En plena pandemia, el 2020 y el 2021 fueron años paradigmáticos en la lucha de la sociedad de Capital y Gran Buenos Aires por recuperar el río. El motor se generó en CABA, ante la presentación de dos proyectos oficiales del jefe de gobierno porteño, Horacio Rodríguez Larreta, que dictamina privatizar los últimos dos espacios posibles de acceso público al Río de la Plata: uno en Costanera Norte, en el que harán grandes torres y desarrollos inmobiliarios donde funciona Costa Salguero; y el otro en Costanera Sur, en el que IRSA construirá un barrio privado. Las audiencias de ambos proyectos fueron multitudinarias con más del 90% de exposiciones en contra que las declaraban inconstitucionales, entre otros puntos por no tener informes de impacto ambiental y por incumplir el Camino de Sirga. Como no eran vinculantes, el oficialismo de la Ciudad siguió con sus ideas.

En Vicente López, el primo de Mauricio, Jorge Macri, llevó adelante una política similar en cuanto al río. Si bien en Olivos la gente llena el Vial Costero, y la ciudad mira al río mucho más que su hermana mayor Capital Federal, es básicamente eso: mirar. Acceder al río, volver a disfrutarlo, tener costa o meterse en el agua hoy es incluso físicamente imposible por las barreras de escombros, y por las privatizaciones que llevó adelante el Municipio en los últimos 25 años, profundizada a partir de 2014, especialmente al sector gastronómico.

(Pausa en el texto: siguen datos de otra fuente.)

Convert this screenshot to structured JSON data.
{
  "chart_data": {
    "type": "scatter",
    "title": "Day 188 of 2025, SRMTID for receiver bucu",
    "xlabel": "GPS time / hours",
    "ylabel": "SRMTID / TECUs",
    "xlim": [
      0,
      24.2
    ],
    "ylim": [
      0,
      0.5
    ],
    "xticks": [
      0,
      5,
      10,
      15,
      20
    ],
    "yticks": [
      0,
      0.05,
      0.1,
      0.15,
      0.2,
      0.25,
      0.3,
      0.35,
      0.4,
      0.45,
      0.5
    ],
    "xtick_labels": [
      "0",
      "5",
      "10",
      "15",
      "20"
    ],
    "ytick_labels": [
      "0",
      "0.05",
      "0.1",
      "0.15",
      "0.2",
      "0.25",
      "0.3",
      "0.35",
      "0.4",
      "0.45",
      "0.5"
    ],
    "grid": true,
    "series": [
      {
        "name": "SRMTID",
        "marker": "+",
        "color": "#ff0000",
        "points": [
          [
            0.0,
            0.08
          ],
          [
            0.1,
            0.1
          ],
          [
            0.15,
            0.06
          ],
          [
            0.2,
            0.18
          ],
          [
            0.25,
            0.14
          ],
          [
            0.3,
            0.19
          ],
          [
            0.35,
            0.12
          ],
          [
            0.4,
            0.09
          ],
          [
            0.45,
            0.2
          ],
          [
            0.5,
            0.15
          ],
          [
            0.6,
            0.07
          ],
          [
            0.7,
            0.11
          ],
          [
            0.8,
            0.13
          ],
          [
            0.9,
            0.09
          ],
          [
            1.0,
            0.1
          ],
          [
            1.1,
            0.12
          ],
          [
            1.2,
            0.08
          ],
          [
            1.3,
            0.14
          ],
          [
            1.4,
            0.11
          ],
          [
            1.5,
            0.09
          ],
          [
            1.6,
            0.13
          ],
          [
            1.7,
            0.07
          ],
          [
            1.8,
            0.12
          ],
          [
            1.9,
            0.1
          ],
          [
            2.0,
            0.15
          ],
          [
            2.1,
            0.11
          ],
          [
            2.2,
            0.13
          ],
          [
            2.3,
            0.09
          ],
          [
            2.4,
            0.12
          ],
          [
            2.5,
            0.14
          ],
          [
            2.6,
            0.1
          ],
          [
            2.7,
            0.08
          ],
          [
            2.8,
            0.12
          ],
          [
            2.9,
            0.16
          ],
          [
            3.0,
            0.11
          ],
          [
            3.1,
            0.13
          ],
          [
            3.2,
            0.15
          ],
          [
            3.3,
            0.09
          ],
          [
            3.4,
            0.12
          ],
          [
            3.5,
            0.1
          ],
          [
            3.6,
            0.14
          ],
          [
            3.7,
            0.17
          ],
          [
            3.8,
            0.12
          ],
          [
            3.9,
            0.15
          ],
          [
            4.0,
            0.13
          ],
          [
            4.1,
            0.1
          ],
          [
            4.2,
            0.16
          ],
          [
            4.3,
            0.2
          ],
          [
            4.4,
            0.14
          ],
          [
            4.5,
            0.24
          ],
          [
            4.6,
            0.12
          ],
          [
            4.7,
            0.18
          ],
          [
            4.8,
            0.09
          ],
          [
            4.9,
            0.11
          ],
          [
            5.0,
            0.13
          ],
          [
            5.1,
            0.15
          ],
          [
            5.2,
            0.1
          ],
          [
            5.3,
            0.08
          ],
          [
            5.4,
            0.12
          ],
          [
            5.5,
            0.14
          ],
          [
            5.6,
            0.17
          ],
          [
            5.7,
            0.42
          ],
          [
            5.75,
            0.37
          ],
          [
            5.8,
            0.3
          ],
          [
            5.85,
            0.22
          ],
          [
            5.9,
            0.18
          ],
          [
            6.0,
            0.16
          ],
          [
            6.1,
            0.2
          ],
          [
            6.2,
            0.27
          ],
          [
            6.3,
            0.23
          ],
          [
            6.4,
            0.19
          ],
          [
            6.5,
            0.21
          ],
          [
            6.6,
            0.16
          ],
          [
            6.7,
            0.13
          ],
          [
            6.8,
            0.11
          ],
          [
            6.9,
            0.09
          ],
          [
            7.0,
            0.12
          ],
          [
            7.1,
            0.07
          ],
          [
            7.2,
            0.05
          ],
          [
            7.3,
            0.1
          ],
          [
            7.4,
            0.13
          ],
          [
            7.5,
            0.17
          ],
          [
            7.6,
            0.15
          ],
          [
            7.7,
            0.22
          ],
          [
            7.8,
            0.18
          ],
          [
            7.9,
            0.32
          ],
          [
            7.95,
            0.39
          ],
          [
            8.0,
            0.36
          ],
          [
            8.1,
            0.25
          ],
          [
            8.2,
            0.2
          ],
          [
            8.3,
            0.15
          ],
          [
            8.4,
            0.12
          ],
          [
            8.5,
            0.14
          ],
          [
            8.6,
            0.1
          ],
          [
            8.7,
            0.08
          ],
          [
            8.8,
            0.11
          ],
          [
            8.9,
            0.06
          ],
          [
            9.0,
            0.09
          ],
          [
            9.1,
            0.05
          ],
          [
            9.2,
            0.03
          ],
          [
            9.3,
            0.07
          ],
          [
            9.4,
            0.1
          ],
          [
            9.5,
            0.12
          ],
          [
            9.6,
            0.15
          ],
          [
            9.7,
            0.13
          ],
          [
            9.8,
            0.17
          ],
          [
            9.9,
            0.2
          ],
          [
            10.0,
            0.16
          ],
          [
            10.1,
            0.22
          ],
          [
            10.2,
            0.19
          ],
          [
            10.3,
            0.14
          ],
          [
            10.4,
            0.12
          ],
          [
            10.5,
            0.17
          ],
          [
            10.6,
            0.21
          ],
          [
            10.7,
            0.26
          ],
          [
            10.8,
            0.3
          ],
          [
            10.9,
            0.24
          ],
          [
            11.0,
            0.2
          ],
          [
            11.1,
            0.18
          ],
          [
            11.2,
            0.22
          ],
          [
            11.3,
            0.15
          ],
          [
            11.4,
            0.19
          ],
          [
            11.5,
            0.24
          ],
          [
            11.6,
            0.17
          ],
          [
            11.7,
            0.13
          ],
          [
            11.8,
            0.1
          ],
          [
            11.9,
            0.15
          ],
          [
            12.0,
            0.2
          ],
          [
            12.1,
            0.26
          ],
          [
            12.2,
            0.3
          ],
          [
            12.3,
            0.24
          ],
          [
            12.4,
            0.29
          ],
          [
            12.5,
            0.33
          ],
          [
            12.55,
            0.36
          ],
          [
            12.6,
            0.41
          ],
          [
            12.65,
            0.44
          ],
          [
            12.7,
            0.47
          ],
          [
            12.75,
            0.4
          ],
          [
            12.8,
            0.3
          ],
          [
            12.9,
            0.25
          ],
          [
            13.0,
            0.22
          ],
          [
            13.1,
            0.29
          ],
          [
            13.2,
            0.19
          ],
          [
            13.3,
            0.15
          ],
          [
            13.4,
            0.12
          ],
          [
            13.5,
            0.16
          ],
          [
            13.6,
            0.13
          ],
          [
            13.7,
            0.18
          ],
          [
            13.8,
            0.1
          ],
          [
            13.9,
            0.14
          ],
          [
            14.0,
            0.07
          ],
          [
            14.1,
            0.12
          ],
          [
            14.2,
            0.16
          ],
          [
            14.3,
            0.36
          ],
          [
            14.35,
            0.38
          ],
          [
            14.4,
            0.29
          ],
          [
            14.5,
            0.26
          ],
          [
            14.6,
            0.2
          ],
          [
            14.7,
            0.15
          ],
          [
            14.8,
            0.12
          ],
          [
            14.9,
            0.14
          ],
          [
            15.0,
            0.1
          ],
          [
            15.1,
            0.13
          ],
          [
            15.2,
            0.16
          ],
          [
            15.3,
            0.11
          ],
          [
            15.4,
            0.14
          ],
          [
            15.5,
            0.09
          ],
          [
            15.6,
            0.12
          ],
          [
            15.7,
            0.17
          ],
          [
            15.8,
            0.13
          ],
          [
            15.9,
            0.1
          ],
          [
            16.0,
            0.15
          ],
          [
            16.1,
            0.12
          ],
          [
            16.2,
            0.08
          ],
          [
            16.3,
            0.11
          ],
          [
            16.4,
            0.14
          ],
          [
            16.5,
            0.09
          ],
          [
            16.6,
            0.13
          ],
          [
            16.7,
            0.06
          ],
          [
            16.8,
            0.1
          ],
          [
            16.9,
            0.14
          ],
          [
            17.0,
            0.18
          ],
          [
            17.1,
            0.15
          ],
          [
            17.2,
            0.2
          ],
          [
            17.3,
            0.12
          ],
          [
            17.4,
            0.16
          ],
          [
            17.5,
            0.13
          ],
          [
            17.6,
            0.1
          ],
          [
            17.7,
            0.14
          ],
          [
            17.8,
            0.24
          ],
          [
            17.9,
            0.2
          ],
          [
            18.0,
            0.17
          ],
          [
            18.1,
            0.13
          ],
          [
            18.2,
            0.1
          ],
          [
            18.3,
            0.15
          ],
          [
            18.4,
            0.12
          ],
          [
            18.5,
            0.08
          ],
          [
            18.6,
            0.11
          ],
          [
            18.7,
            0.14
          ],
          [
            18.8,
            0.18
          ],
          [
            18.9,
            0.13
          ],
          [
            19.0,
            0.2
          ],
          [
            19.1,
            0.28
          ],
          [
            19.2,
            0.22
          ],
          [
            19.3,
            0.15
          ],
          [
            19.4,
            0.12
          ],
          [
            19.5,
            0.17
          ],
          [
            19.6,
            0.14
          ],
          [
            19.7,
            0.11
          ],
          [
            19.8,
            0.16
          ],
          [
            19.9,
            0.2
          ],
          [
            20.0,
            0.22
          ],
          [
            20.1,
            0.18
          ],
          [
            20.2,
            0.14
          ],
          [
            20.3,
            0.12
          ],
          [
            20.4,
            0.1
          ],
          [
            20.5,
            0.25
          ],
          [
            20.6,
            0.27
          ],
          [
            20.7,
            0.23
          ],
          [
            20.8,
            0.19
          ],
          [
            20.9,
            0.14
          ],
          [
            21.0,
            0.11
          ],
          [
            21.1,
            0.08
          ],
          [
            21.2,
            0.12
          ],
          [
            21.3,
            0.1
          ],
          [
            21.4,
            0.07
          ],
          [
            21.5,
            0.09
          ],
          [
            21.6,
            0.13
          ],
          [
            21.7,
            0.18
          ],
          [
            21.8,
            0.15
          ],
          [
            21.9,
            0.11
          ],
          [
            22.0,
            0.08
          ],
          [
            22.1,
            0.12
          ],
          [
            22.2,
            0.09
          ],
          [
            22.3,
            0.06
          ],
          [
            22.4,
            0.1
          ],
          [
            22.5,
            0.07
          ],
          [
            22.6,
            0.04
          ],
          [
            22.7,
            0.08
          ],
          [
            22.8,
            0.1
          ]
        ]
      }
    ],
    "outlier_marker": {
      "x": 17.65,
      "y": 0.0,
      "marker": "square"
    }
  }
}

La última novedad fue en diciembre pasado, cuando inauguró Mostrador Santa Teresita, que tiene al famoso chef, Fernando Trocca, como su emblema. “Él afirma solo aportar el know how, aunque en entrevistas y redes sociales podría parecer que además es socio”, apunta Juan Pedro Frère Affanni, de AIPO. El restaurante de 4 estrellas está ubicado en calle Alberdi 25, literalmente frente al río. Los vecinos denuncian que es “completamente ilegal”. Así lo cuenta Frère: “ese restaurante no podría estar ahí porque el espacio que ocupa es público, del dominio provincial, y según lo establecido por el Código Civil y la Constitución Nacional, debería quedar de libre acceso pues es parte del Camino de Sirga. Además, no se realizó el estudio de impacto ambiental correspondiente”.  

Igual que en CABA, como una continuación visual y geográfica, Vicente López exhibe grandes edificios sobre terreno ganado al río, y un flujo de tránsito incesante donde hace cincuenta años era playa, con público que se metía en las aguas y otras jugaban a la paleta, como lo muestra un video de 1974, que a esta altura parece ciencia ficción.